VERSO 36
mora sparśe nā karile ghṛṇā, veda-bhaya
mora darśana tomā vede niṣedhaya
mora — de mim; sparśe — pelo toque; nā — não; karile — fizeste; ghṛṇā — desdém; veda-bhaya — temeroso dos preceitos dos Vedas; mora — de mim; darśana — vendo; tomā — Tu; vede — os preceitos védicos; niṣedhaya — proíbem.
“Tu não temes os preceitos védicos que afirmam que não deves associar-Te com śūdras. Não foste desdenhoso de meu toque, embora os Vedas Te proíbam de Te associares com os śūdras.”
SIGNIFICADO—Na Bhagavad-gītā (9.32), o Senhor diz:
māṁ hi pārtha vyapāśritya
ye ’pi syuḥ pāpa-yonayaḥ
striyo vaiśyās tathā śūdrās
te ’pi yānti parāṁ gatim
“Ó filho de Pṛthā, aqueles que se refugiam em Mim, mesmo que sejam de nascimento inferior – mulheres, vaiśyas [comerciantes], bem como śūdras [trabalhadores] –, podem aproximar-se do destino supremo.”

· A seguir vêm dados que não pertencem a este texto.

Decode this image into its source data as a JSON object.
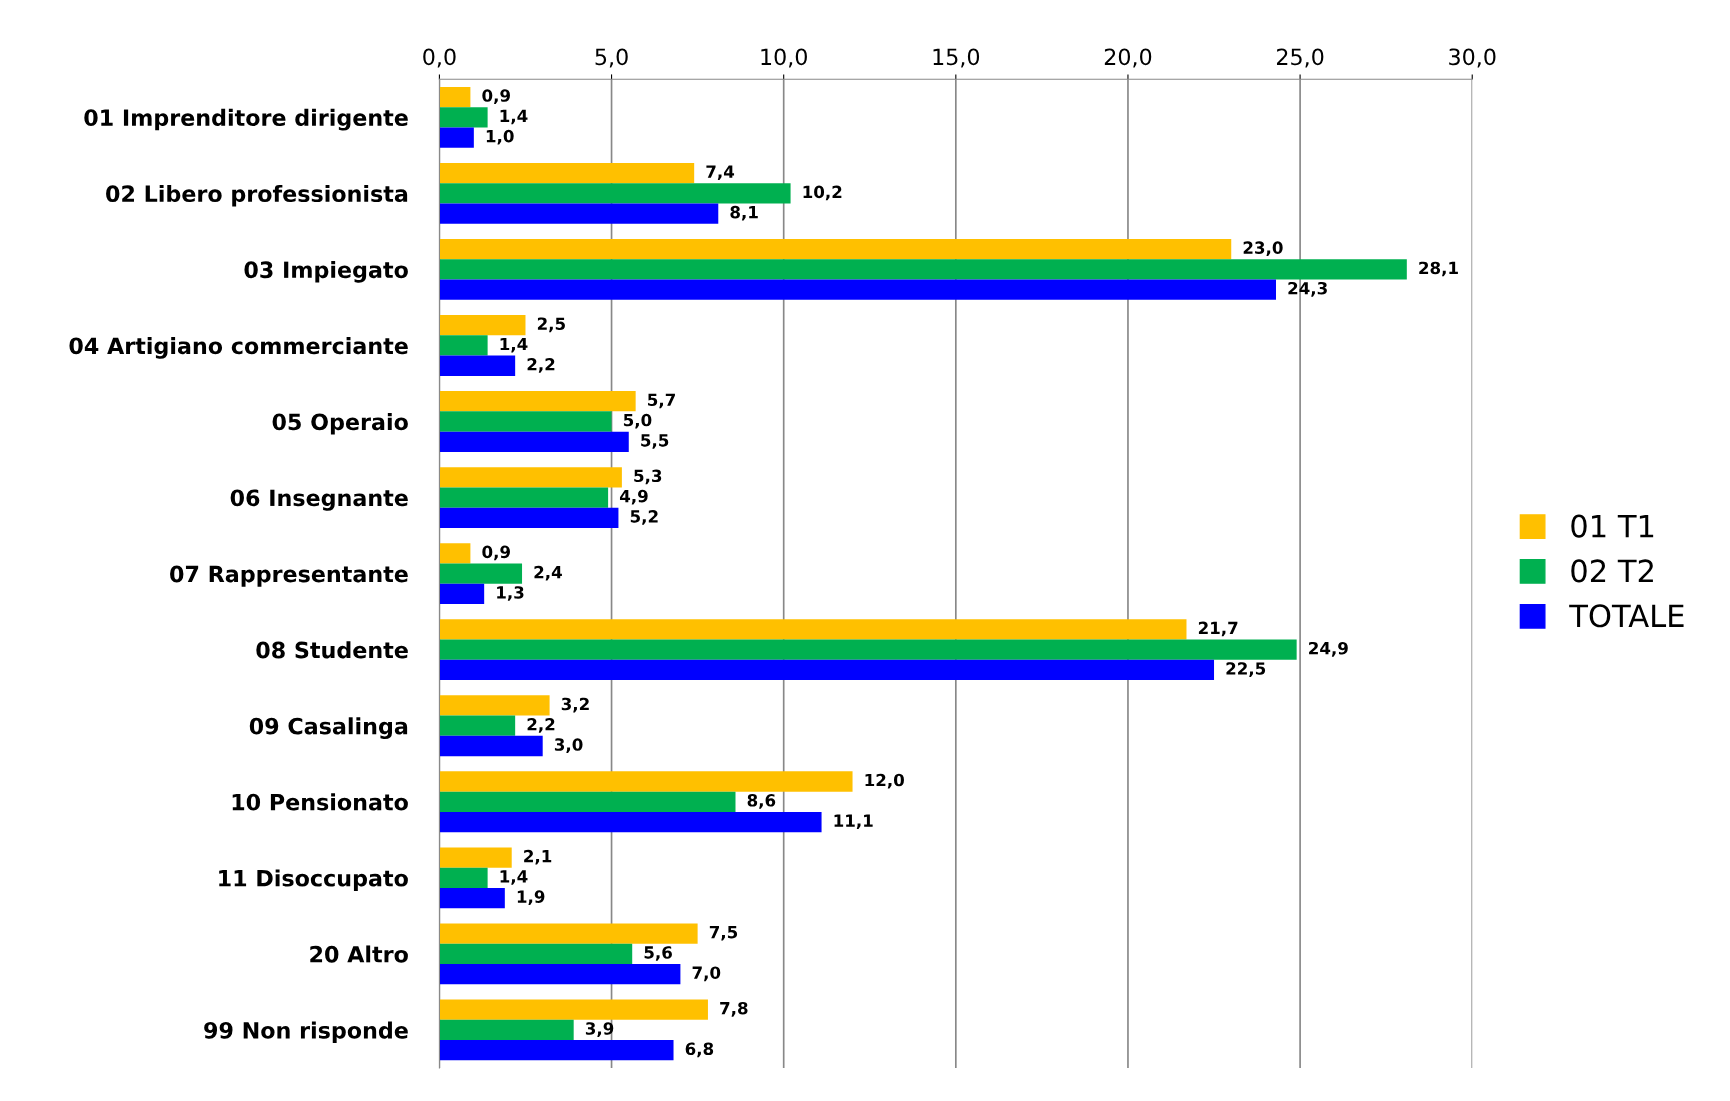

A palavra pāpa-yonayaḥ significa “nascidos de mulheres de casta inferior”. Os vaiśyas são comerciantes, e os śūdras, ou operários, são servos. Segundo as classificações védicas, eles pertencem a uma ordem social inferior. Vida inferior significa vida sem consciência de Kṛṣṇa. Posições altas e baixas na sociedade eram determinadas considerando-se a consciência de Kṛṣṇa de cada pessoa. Considera-se que um brāhmaṇa está na mais alta plataforma porque ele conhece o Brahman, a Verdade Absoluta. A segunda casta, a dos kṣatriyas, também conhece o Brahman, mas não tão bem quanto os brāhmaṇas. Os vaiśyas e śūdras não compreendem claramente a consciência de Deus, porém, se adotam a consciência de Kṛṣṇa pela misericórdia de Kṛṣṇa e do mestre espiritual, não permanecem nas castas inferiores (pāpa-yonayaḥ). Afirma-se claramente: te ’pi yānti parāṁ gatim.

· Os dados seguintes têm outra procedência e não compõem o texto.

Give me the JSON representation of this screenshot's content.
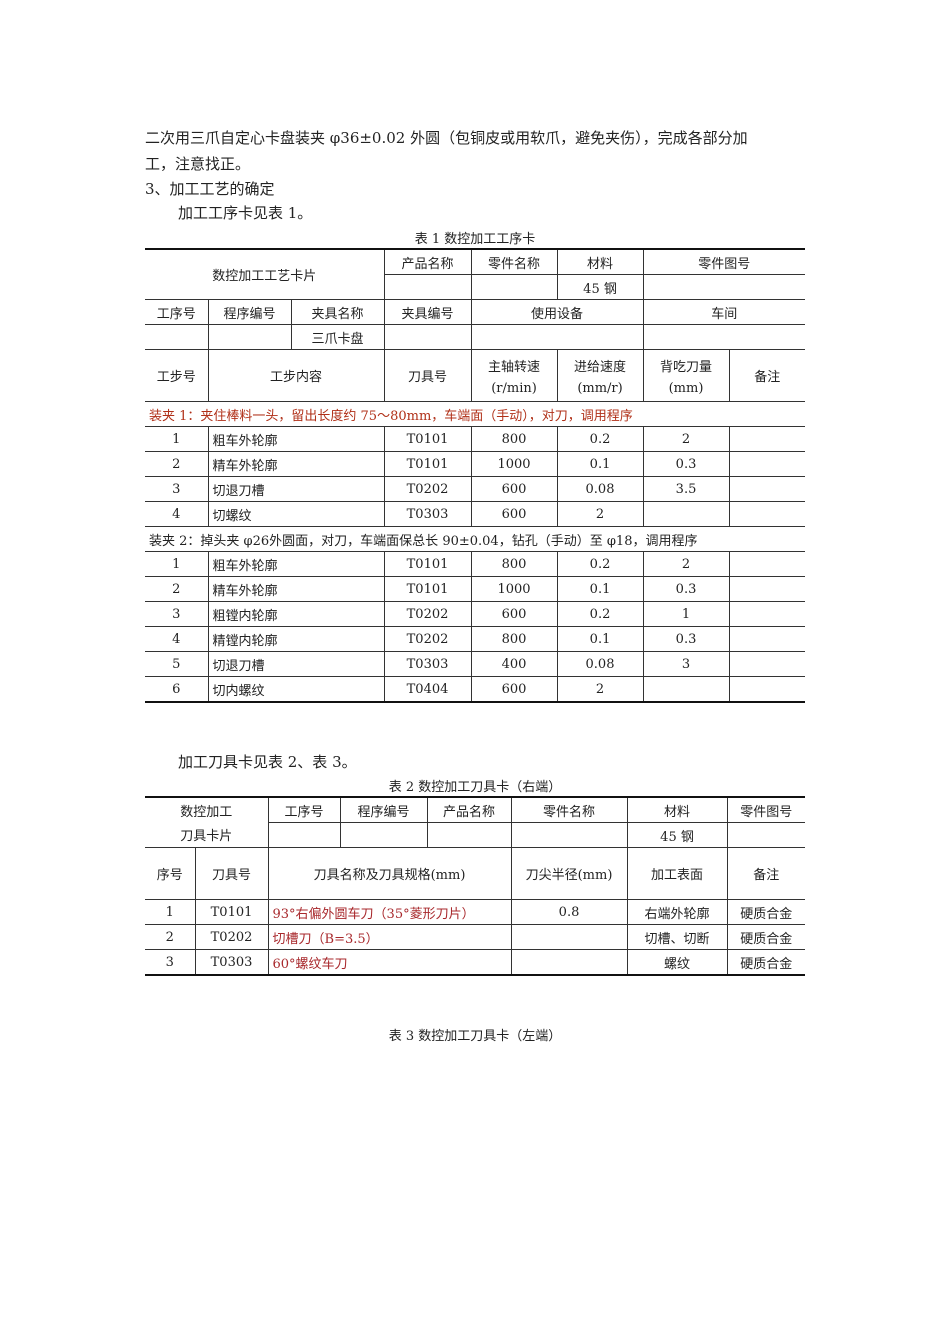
{
  "intro": {
    "line1": "二次用三爪自定心卡盘装夹 φ36±0.02 外圆（包铜皮或用软爪，避免夹伤），完成各部分加",
    "line2": "工，注意找正。",
    "heading": "3、加工工艺的确定",
    "line3": "加工工序卡见表 1。"
  },
  "table1": {
    "caption": "表 1  数控加工工序卡",
    "title": "数控加工工艺卡片",
    "product_name": "产品名称",
    "part_name": "零件名称",
    "material": "材料",
    "part_drawing": "零件图号",
    "material_value": "45 钢",
    "process_no": "工序号",
    "program_no": "程序编号",
    "fixture_name": "夹具名称",
    "fixture_no": "夹具编号",
    "equipment": "使用设备",
    "workshop": "车间",
    "fixture_value": "三爪卡盘",
    "step_no": "工步号",
    "step_content": "工步内容",
    "tool_no": "刀具号",
    "spindle": "主轴转速",
    "spindle_unit": "(r/min)",
    "feed": "进给速度",
    "feed_unit": "(mm/r)",
    "depth": "背吃刀量",
    "depth_unit": "(mm)",
    "remark": "备注",
    "clamp1": "装夹 1：夹住棒料一头，留出长度约 75～80mm，车端面（手动），对刀，调用程序",
    "steps1": [
      [
        "1",
        "粗车外轮廓",
        "T0101",
        "800",
        "0.2",
        "2"
      ],
      [
        "2",
        "精车外轮廓",
        "T0101",
        "1000",
        "0.1",
        "0.3"
      ],
      [
        "3",
        "切退刀槽",
        "T0202",
        "600",
        "0.08",
        "3.5"
      ],
      [
        "4",
        "切螺纹",
        "T0303",
        "600",
        "2",
        ""
      ]
    ],
    "clamp2": "装夹 2：掉头夹 φ26外圆面，对刀，车端面保总长 90±0.04，钻孔（手动）至 φ18，调用程序",
    "steps2": [
      [
        "1",
        "粗车外轮廓",
        "T0101",
        "800",
        "0.2",
        "2"
      ],
      [
        "2",
        "精车外轮廓",
        "T0101",
        "1000",
        "0.1",
        "0.3"
      ],
      [
        "3",
        "粗镗内轮廓",
        "T0202",
        "600",
        "0.2",
        "1"
      ],
      [
        "4",
        "精镗内轮廓",
        "T0202",
        "800",
        "0.1",
        "0.3"
      ],
      [
        "5",
        "切退刀槽",
        "T0303",
        "400",
        "0.08",
        "3"
      ],
      [
        "6",
        "切内螺纹",
        "T0404",
        "600",
        "2",
        ""
      ]
    ]
  },
  "para2": "加工刀具卡见表 2、表 3。",
  "table2": {
    "caption": "表 2  数控加工刀具卡（右端）",
    "title1": "数控加工",
    "title2": "刀具卡片",
    "process_no": "工序号",
    "program_no": "程序编号",
    "product_name": "产品名称",
    "part_name": "零件名称",
    "material": "材料",
    "part_drawing": "零件图号",
    "material_value": "45 钢",
    "seq": "序号",
    "tool_no": "刀具号",
    "tool_spec": "刀具名称及刀具规格(mm)",
    "nose_radius": "刀尖半径(mm)",
    "surface": "加工表面",
    "remark": "备注",
    "rows": [
      [
        "1",
        "T0101",
        "93°右偏外圆车刀（35°菱形刀片）",
        "0.8",
        "右端外轮廓",
        "硬质合金"
      ],
      [
        "2",
        "T0202",
        "切槽刀（B=3.5）",
        "",
        "切槽、切断",
        "硬质合金"
      ],
      [
        "3",
        "T0303",
        "60°螺纹车刀",
        "",
        "螺纹",
        "硬质合金"
      ]
    ]
  },
  "caption3": "表 3  数控加工刀具卡（左端）"
}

A menos que alguém tenha alcançado o padrão máximo de vida, não poderá voltar ao lar, voltar ao Supremo. Pode ser que alguém seja um śūdra, um vaiśya ou uma mulher, mas, ao situar-se no serviço ao Senhor em consciência de Kṛṣṇa, não se deve considerá-lo strī, śūdra, vaiśya ou alguém inferior a um śūdra. Embora uma pessoa talvez tenha nascido em família inferior, se ela está ocupada no serviço ao Senhor, ela jamais deve ser considerada como pertencente a uma família baixa. O Padma Purāṇa proíbe: vīkṣate jāti-sāmānyāt sa yāti narakaṁ-dhruvam. Uma pessoa que considera um devoto do Senhor em termos de nascimento procede rapidamente para o inferno. Embora supostamente Śrī Rāmānanda Rāya tenha nascido em família de śūdras, não se deve considerá-lo um śūdra, pois ele era um devoto grandioso e avançado. Deveras, ele estava na plataforma transcendental. Portanto, Śrī Caitanya Mahāprabhu o abraçou. Por humildade espiritual, Śrī Rāmānanda Rāya apresentou-se como um śūdra (rāja-sevī viṣayī śūdrādhama). Mesmo que alguém esteja ocupado no serviço governamental ou em qualquer outra atividade lucrativa – em suma, em vida materialista –, tudo o que ele precisa fazer é adotar a consciência de Kṛṣṇa. A consciência de Kṛṣṇa é um processo muito simples. O único requisito é cantar os santos nomes do Senhor e seguir estritamente os princípios que proíbem atividades pecaminosas. Dessa maneira, a pessoa já não pode ser considerada intocável, vaiśya ou śūdra. Quem é avançado em vida espiritual não deve associar-se com não-devotos – a saber, homens ocupados a serviço do governo ou em atividades materialistas em troca de gozo dos sentidos ou a serviço dos outros. Tais homens são considerados viṣayīs, materialistas. O Śrī Caitanya-candrodaya-nāṭaka (8.23) diz:
niṣkiñcanasya bhagavad-bhajanonmukhasya
pāraṁ paraṁ jigamiṣor bhava-sāgarasya
sandarśanaṁ viṣayiṇām atha yoṣitāṁ ca
hā hanta hanta viṣa-bhakṣaṇato ’py asādhu
“Uma pessoa muito seriamente ocupada em cultivar o serviço devocional com vistas a atravessar o oceano de ignorância e que tenha abandonado por completo todas as atividades materiais nunca deve ver um śūdra, um vaiśya ou uma mulher.”